← All scenarios

Scenario · Connections & Pooling

Idle connection leak

A sandboxed PostgreSQL incident — investigate with your own tools, submit a fix, and get deterministic Detect / Fix / Trap scoring.

L2 · 10–15 min · runs locally in Docker

Launch

Start this scenario

Boot it in a real PostgreSQL sandbox and investigate with psql, EXPLAIN and pg_stat_statements.

ride postgres start stage-03/02-idle-connection-leak

Part of these paths

Show the postmortem & investigation hints spoilers
Idle connection leak
Type: incident simulation · Topic: Connections & Pooling · Level: L2 · Duration: 10–15 min
Launch: ride postgres start stage-03/02-idle-connection-leak

POSTMORTEM (root cause · how it was found · the fix · lesson)
Root cause: the application kept opening connections and never closing them.
The connections sat in state = 'idle' — not running queries, not in a
transaction, holding no locks — but each one consumed a connection slot, slowly
exhausting the pool.

How it was found: pg_stat_activity grouped by state/application_name showed many
'idle' (not 'idle in transaction') sessions for one app, parked since an old
state_change/backend_start. No locks, low CPU — so not a blocking transaction.
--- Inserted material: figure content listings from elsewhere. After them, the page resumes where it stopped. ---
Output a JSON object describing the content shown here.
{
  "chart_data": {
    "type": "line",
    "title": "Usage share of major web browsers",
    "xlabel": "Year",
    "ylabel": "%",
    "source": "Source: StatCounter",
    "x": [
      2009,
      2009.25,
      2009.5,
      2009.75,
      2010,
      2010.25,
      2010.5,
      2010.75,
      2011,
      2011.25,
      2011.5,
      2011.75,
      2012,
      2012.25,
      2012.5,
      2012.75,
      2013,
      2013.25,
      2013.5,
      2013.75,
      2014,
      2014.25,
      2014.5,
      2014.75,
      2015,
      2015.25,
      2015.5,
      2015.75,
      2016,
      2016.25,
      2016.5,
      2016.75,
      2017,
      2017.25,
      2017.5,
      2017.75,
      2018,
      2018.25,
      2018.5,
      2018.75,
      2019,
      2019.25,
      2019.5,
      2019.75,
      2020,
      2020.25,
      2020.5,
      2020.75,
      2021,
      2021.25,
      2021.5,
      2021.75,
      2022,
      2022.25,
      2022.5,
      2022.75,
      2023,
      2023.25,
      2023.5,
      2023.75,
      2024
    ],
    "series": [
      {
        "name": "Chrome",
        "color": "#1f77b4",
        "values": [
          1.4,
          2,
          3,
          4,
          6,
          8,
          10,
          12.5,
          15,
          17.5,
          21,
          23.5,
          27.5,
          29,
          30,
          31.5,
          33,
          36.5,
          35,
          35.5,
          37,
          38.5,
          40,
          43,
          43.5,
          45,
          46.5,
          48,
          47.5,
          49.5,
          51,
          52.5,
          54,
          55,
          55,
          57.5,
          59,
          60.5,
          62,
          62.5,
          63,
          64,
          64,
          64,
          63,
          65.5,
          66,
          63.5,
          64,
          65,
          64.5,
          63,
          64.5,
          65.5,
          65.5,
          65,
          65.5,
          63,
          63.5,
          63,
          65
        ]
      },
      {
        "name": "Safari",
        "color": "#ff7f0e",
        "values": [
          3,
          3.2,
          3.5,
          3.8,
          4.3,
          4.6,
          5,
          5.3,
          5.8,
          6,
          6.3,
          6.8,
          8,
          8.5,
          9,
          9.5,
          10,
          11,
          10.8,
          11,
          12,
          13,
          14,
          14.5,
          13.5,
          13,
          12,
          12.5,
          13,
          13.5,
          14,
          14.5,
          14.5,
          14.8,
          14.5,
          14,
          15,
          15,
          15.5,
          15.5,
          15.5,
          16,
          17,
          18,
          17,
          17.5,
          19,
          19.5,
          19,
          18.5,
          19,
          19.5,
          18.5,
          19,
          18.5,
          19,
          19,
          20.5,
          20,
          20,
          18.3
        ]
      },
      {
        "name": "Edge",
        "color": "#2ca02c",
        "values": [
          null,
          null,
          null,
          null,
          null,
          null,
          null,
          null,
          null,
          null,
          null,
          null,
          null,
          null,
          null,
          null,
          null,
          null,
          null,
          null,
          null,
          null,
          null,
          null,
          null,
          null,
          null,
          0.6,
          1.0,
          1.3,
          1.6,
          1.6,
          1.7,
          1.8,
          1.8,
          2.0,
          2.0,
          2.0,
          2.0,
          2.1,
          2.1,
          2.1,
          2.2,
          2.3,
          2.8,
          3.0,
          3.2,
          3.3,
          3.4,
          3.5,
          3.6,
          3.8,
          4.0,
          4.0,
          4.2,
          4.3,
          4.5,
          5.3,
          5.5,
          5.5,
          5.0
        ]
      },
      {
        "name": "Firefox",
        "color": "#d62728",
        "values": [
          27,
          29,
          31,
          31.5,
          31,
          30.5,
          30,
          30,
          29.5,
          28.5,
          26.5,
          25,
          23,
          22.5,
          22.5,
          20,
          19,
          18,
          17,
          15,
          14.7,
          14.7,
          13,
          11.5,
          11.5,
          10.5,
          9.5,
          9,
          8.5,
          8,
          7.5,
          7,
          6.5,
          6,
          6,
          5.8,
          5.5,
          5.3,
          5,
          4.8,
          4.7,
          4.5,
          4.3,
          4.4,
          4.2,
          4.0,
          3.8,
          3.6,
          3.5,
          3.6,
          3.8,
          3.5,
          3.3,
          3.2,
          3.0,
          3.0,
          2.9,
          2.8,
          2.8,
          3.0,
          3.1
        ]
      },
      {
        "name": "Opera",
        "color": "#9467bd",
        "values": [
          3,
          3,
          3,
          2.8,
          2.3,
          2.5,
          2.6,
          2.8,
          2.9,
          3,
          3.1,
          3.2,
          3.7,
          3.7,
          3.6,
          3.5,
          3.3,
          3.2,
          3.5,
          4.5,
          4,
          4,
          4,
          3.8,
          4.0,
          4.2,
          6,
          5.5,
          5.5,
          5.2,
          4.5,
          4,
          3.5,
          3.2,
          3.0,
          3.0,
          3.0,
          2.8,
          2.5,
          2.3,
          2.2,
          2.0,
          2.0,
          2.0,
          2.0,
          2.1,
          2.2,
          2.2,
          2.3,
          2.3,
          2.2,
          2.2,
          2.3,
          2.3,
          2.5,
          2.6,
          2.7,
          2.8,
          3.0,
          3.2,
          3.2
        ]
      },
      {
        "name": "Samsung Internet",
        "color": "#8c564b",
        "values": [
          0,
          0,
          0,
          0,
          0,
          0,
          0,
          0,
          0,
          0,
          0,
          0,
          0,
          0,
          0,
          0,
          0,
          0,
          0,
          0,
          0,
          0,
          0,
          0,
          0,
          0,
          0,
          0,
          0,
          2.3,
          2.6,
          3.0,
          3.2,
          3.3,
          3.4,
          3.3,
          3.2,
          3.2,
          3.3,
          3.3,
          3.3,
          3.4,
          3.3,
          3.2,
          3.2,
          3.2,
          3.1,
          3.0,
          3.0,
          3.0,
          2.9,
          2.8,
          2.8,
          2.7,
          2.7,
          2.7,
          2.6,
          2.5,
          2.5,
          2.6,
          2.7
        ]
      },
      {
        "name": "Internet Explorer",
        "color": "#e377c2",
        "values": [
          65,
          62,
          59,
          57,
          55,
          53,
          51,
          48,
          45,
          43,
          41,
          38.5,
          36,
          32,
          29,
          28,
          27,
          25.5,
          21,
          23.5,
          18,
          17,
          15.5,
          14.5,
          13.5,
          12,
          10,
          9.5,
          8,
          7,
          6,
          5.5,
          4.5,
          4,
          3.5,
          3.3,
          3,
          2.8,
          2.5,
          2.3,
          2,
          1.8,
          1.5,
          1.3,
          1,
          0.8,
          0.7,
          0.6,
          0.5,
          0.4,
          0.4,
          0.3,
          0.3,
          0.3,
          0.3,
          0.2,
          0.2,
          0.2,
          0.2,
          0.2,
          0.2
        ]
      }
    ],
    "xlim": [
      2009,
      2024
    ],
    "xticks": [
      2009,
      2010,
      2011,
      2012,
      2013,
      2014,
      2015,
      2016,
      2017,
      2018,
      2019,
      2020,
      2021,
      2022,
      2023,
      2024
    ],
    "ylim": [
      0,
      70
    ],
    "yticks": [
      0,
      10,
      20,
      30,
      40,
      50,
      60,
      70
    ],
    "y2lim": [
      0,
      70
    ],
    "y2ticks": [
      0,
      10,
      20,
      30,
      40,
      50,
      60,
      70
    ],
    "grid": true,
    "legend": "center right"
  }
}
The mitigation: terminate the leaked idle connections.

Lesson: distinguish a connection *leak* (state = 'idle', slots wasted) from an
'idle in transaction' blocker (holds locks/snapshot). The real fix is closing
connections properly and using a pool with a maximum connection lifetime — not
indexes or ANALYZE.

INVESTIGATION HINTS (the staged path to diagnose and fix)
1. Connection slots are filling up, but there are no locks and CPU is low. Group pg_stat_activity by application_name/state — look for many sessions stuck in state = 'idle' (NOT 'idle in transaction').
2. Idle (not idle-in-transaction) means the app opened connections and never closed them — a leak. Check backend_start / state_change to see they've been parked a long time.
3. Terminate the leaked idle connections for that app: pg_terminate_backend(pid) where application_name = 'leaky_api' AND state = 'idle'. The real fix is closing connections / using a pool with a max lifetime.